A week before her release I went to the hospital each day to learn how to transfer her, from wheelchair to car, from wheelchair to hospital bed. The social worker at the hospital was incredible, lining everything up for us: a hospital bed and a motorized wheelchair that two different organizations paid for, and a tub seat for the bathroom of the new house we had just rented. We had to move out of the townhouse. Sad, especially because financially it had been a blessing. But it had no full bathroom or bedroom downstairs, and the cape cod did. Our two years in it were probably the best years of our lives.

Back in the world for Jen. For over a year Aid Van picked her up each morning and drove her to B.R.I.D.G.E., acronym for Brain Injury Daytime Group Extended. Then she went once a week as a volunteer at the hospital, entering data into their computers with her good left hand.

Here are a few pictures of Back in the World, from 1997 to 2004 during which time my hair went from dark brown to gray-white. Jen got older, too. But she still has her smile and her wit. She is easy to take care of. She can weight bear, which I consider a gift from God. If she were paralyzed I wouldn't be able to take care of her.


This is Jen in her volunteer "bib," home from her day at Mt. Vernon Hospital.

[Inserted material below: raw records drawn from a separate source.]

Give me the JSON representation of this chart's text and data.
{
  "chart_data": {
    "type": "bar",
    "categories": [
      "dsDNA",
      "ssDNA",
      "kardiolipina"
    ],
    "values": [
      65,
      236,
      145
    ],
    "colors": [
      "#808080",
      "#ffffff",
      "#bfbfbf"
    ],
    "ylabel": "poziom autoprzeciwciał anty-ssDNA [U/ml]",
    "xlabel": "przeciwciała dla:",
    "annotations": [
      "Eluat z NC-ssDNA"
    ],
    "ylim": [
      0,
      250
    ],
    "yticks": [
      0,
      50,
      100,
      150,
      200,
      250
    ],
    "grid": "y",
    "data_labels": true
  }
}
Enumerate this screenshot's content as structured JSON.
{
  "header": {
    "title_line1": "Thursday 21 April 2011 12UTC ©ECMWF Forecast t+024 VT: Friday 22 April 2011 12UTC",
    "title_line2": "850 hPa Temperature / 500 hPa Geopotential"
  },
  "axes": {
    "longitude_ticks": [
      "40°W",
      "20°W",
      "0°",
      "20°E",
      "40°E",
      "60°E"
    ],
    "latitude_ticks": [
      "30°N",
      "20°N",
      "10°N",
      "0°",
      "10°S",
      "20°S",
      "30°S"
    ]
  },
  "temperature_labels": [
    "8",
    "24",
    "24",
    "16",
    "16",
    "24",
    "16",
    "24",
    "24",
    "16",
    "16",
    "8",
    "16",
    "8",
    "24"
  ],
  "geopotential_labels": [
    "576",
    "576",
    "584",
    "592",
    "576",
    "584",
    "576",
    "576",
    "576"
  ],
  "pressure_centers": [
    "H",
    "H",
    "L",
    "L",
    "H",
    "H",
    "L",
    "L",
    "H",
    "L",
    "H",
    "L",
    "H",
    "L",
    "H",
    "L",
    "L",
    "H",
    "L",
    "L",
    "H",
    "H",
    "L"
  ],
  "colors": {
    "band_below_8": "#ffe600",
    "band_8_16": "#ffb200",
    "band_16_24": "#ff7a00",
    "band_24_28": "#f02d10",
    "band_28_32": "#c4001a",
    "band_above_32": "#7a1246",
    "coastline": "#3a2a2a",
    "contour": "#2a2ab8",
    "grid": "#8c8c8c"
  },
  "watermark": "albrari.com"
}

Jen loves her birthdays, especially the gifts. She figures she should have two birthday parties a year: one to celebrate her biological birth; the other to celebrate her "second" life--waking up from the coma!! Sometimes she gets the two, sometimes even more than two. Her family and friends spoil her. I tell her she deserves to be spoiled.


James Derek carrying Jen down the steps at her older sister's house. James was dating Stephanie at the time of the accident. When she was in traction, her pelvis healing, he came to the hospital every day. We all hoped they'd get married, and they did--to someone else. But they're still good friends.


Jen loves Christmas, too. The gifts!!


Summer of 2004. Still hanging in there. This was taken at a friend's house in St. George, a spot in the southern Utah desert where we lived from 2000 to 2005.


I call this picture "What to Do." My son Derek and I are trying to get Jen stabilized in the backyard of my oldest daughter's house in Warrenton, Virginia. We're probably just getting her back in her chair from a standing position, and she's in stiff mode, both legs reacting to some sort of stress. This is a very recent picture, about three years ago as I can tell from the wheelchair she's in, my older body, my almost-white hair.

And finally, two last photos, for now. Jen on a summer day at her sister's house in Virginia country. And Jen in her standing box, that has kept her legs from totally atrophying, with her two friends who put it together for her. To Tink, dearest friend, in memoriam. He died in 2003 at the age of 53. We miss him a lot. And Marie, the epitome of service to family and friends. All of our friends during this time in our lives were great.